Failing to achieve multi-gpu onscreen rendering

Hello,
I’m trying to achieve multi-gpu onscreen parallel rendering using two Quadro K6000 graphics cards under linux. My test application is simple OpenGL 4.4 deferred renderer and I can successfully run two instances of this application each on it’s own X Server display using environment variable DISPLAY. In this case both processes run at full speed and both GPUs show 99% utilization.

Trouble is when I try to do the same from within one process. In this case application spawns two render threads instead of one. Each thread has it’s own window opened on different X Server display with render context. There’s no synchronization or data sharing between rendering threads. Application is running but GPU utilization is low (around 25%) and so is the framerates.

Two rendering threads look like this:

XOpenDisplay
create window
create render context and make it current
load shaders, upload textures/buffers
while (true)
{
	clear gbuffer fbo
	render to gbuffer fbo
	display result 
	glXSwapBuffers
}
done current, destroy all

For the purpose of testing there’s no data upload during render loop. There’s just binding of textures, binding of vertex buffers and glDrawArraysInstancedBaseInstance calls. Data for each draw call is sourced from shader storage buffer using gl_BaseInstanceID.

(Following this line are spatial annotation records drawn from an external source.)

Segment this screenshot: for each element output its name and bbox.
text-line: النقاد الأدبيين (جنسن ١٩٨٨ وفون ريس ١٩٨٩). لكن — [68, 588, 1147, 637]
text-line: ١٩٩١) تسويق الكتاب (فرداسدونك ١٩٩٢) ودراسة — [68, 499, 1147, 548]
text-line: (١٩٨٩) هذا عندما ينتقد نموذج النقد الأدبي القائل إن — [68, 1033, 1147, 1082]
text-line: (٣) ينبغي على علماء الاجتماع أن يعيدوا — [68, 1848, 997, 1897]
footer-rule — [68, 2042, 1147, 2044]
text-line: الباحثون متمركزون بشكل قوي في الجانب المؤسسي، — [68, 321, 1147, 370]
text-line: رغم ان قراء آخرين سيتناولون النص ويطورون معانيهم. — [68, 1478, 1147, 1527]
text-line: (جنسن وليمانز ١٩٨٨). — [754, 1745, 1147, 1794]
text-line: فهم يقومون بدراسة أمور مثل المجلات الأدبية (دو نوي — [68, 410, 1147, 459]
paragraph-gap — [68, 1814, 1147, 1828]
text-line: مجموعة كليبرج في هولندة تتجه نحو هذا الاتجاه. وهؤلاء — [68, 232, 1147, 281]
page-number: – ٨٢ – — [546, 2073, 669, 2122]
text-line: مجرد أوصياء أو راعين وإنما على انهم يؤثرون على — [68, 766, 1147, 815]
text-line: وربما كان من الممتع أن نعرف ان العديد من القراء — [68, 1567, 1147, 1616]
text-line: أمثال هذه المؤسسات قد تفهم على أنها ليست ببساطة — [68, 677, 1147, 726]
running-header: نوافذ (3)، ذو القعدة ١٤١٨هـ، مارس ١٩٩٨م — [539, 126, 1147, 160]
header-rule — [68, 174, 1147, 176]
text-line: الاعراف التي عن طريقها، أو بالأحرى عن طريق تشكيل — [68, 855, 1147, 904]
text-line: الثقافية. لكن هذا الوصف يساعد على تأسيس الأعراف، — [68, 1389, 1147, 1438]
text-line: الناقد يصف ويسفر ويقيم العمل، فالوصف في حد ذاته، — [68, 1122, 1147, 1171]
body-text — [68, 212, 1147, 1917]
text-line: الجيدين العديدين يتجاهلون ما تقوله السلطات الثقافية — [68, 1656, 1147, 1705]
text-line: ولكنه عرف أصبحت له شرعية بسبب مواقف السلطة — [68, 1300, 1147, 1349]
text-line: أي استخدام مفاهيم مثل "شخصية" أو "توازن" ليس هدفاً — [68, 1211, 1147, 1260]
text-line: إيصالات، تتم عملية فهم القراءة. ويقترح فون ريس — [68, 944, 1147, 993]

It seems that rendering is not parallelized. Am I missing something? What do I have to do in order to achieve good performance scaling from within single process?

system details:
Fedora 20 64 bit (3.14.8-200.fc20.x86_64), Xorg 11.0, Nvidia 331.79 drivers, Xinerama disabled

PS:
I’m having similar results running on Window 8.1. NSight profiler shows that each render context is assigned to correct GPU (no WGL_gpu_affinity need?) but rendering into two windows takes exactly twice long compared to rendering of only one viewport to a single window.